Deutsche U-Boote für Ägypten. Der Norden lebt gut vom Waffenexport in Krisengebiete

Die vielleicht interessanteste Frage zu den Waffenexporten der deutschen Industrie ist: Hat Deutschland das eigentlich nötig? Man könnte hier die üblichen Standardargumente über Lieferungen an „befreundete“ Staaten anführen, über strategische Balancen und geostrategische Verantwortung. Allein: Diese Argumente sind so nebulös wie verlogen. Wer möchte ernsthaft glauben, dass es der militärischen Balance dient, wenn die Kieler HDW-Werft des ThyssenKrupp-Konzerns U-Boote an Israel wie auch an Ägypten liefert? Wer mag es für eine friedenssichernde Maßnahme halten, wenn ebendort Fregatten für Algeriens Marine geschweißt werden?

Dem langjährigen Bundesaußenminister Hans-Dietrich Genscher (FDP) wird der Satz zugeschrieben: „Was schwimmt, geht – was rollt, geht nicht.“ Gemeint war damit: Exporte deutscher Unternehmen von Panzern oder gepanzerten Fahrzeugen erregen zumeist schnell öffentliche Empörung und politischen Widerstand. Ausfuhren von Überwasser-Marineschiffen oder U-Booten hingegen nicht. Genscher, ein weitsichtiger Mann, behielt wie so oft recht: Der von Saudi-Arabien erwünschte Kauf deutscher Leopard-Panzer wird seit Jahren debattiert. Der Wunsch der Saudis, zugleich auch mehrere Dutzend Patrouillenboote aus deutscher Fertigung zu erwerben – gebaut von der Bremer Lürssen Werft – erregt hingegen kaum öffentliches Aufsehen. Hier funktioniert eine Schlussfolgerung, die in ihrer Schlichtheit fast schon dämlich wirkt, die tatsächlich aber nur zynisch ist: dass man mit Kriegsschiffen nicht auf Demonstranten schießen kann. Das trifft sicher zu bei Demonstrationen in der Innenstadt. Wie selbst kleine Schiffe zu einem großen Sicherheitsrisiko werden können, sieht man indes immer dann, wenn Irans Revolutionswächter mit ihren Schnellbooten die Blockade des Öl-Exportweges an der Straße von Hormus proben. Solche Manöver lassen sich auch mit Gebrauchtbooten fahren, die man nicht direkt in Deutschland gekauft hat.

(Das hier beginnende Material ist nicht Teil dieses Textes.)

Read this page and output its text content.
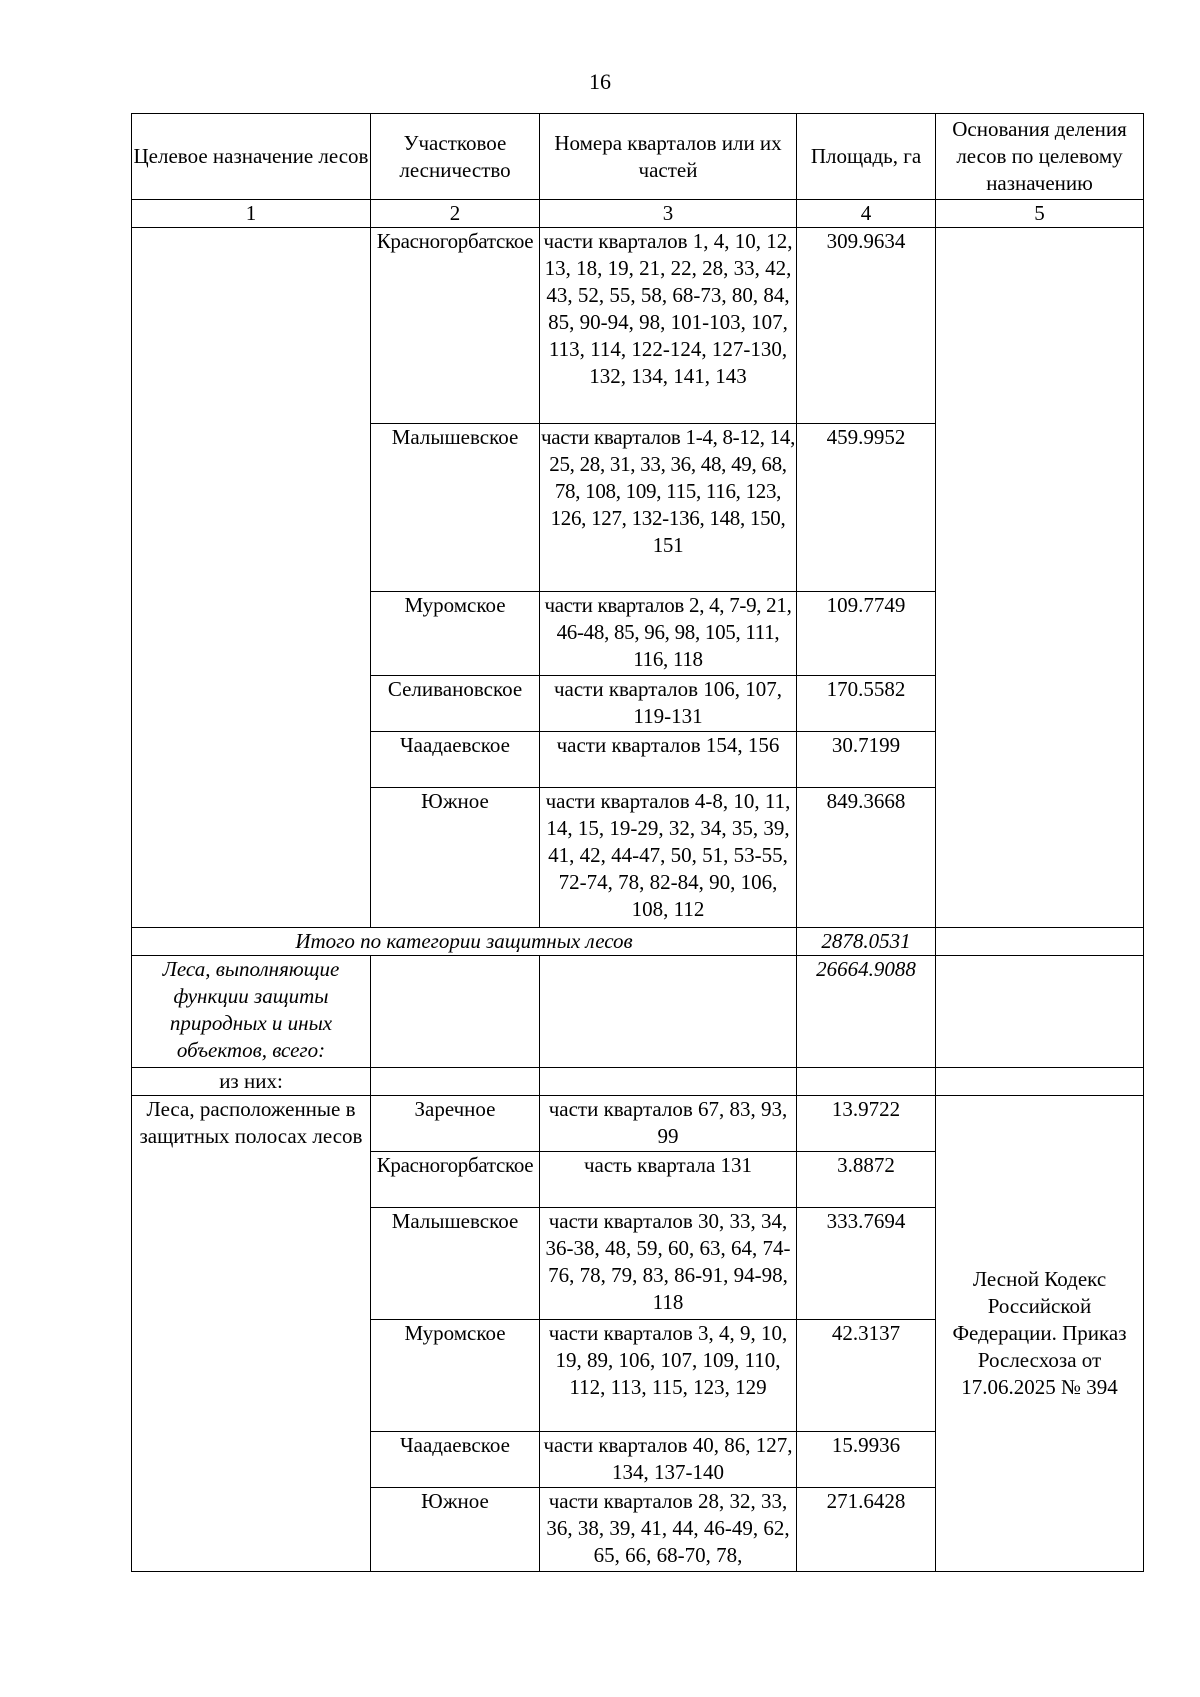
16
Целевое назначение лесов	Участковое лесничество	Номера кварталов или их частей	Площадь, га	Основания деления лесов по целевому назначению
1	2	3	4	5
	Красногорбатское	части кварталов 1, 4, 10, 12, 13, 18, 19, 21, 22, 28, 33, 42, 43, 52, 55, 58, 68-73, 80, 84, 85, 90-94, 98, 101-103, 107, 113, 114, 122-124, 127-130, 132, 134, 141, 143	309.9634	
	Малышевское	части кварталов 1-4, 8-12, 14, 25, 28, 31, 33, 36, 48, 49, 68, 78, 108, 109, 115, 116, 123, 126, 127, 132-136, 148, 150, 151	459.9952	
	Муромское	части кварталов 2, 4, 7-9, 21, 46-48, 85, 96, 98, 105, 111, 116, 118	109.7749	
	Селивановское	части кварталов 106, 107, 119-131	170.5582	
	Чаадаевское	части кварталов 154, 156	30.7199	
	Южное	части кварталов 4-8, 10, 11, 14, 15, 19-29, 32, 34, 35, 39, 41, 42, 44-47, 50, 51, 53-55, 72-74, 78, 82-84, 90, 106, 108, 112	849.3668	
Итого по категории защитных лесов			2878.0531	
Леса, выполняющие функции защиты природных и иных объектов, всего:			26664.9088	
из них:				
Леса, расположенные в защитных полосах лесов	Заречное	части кварталов 67, 83, 93, 99	13.9722	Лесной Кодекс Российской Федерации. Приказ Рослесхоза от 17.06.2025 № 394
	Красногорбатское	часть квартала 131	3.8872	
	Малышевское	части кварталов 30, 33, 34, 36-38, 48, 59, 60, 63, 64, 74-76, 78, 79, 83, 86-91, 94-98, 118	333.7694	
	Муромское	части кварталов 3, 4, 9, 10, 19, 89, 106, 107, 109, 110, 112, 113, 115, 123, 129	42.3137	
	Чаадаевское	части кварталов 40, 86, 127, 134, 137-140	15.9936	
	Южное	части кварталов 28, 32, 33, 36, 38, 39, 41, 44, 46-49, 62, 65, 66, 68-70, 78,	271.6428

Besonders gefährlich an der Debatte um Rüstungsexporte ist, dass diese immer mehr von einer wirtschaftlichen Logik geprägt wird. Beinahe anbiedernd warb Kiels neue Oberbürgermeisterin Susanne Gaschke (SPD) im Mai bei der Taufe eines neuen U-Bootes für die Deutsche Marine darum, dass der ThyssenKrupp-Konzern die Zentrale seiner Marinesparte TKMS an die Förde verlegen möge. Durch Deutschlands größte Marinewerft HDW, das weltweit wichtigste Zentrum für den konventionellen U-Boot-Bau, bleibe Kiel „erheblich von der Rüstungsindustrie geprägt“, räumte sie unumwunden ein.

Deutschland ist, nach den USA und Russland, der drittgrößte Waffenexporteur der Welt. Handfeuerwaffen und Landfahrzeuge stehen dabei weit stärker im Fokus als Überwasser-Marineschiffe und U-Boote. Das Marinegeschäft an den deutschen Küsten aber gewinnt stetig an Bedeutung, je stärker Deutschlands Position beim Bau von Handelsschiffen schrumpft. Arbeitsplätze und üppige Gewinne beim Bau von Hochtechnologiewaffen werden damit immer mehr zu einem unschlagbaren Argument, gerade in strukturschwachen Regionen wie Schleswig-Holstein, Mecklenburg-Vorpommern oder dem nördlichen Niedersachsen. Auch von der politisch sonst stets agilen Großgewerkschaft IG Metall wird man gegen den Bau und den Export von Marineschiffen keine Einwände hören, denn es geht um Beschäftigung und damit letztlich um zahlende Mitglieder.

Auf diese Weise bleibt auch die norddeutsche Küstenregion Teil des weltweiten Waffengeschäfts. Torpedos von Atlas aus Wedel, elektronische Ortungssysteme aus Bremen, Patrouillenboote aus Wolgast? Kein Problem, und vor allem: kein Thema. Richtig ist, was Arbeit schafft. Ob das dem Frieden dient? Wohl kaum.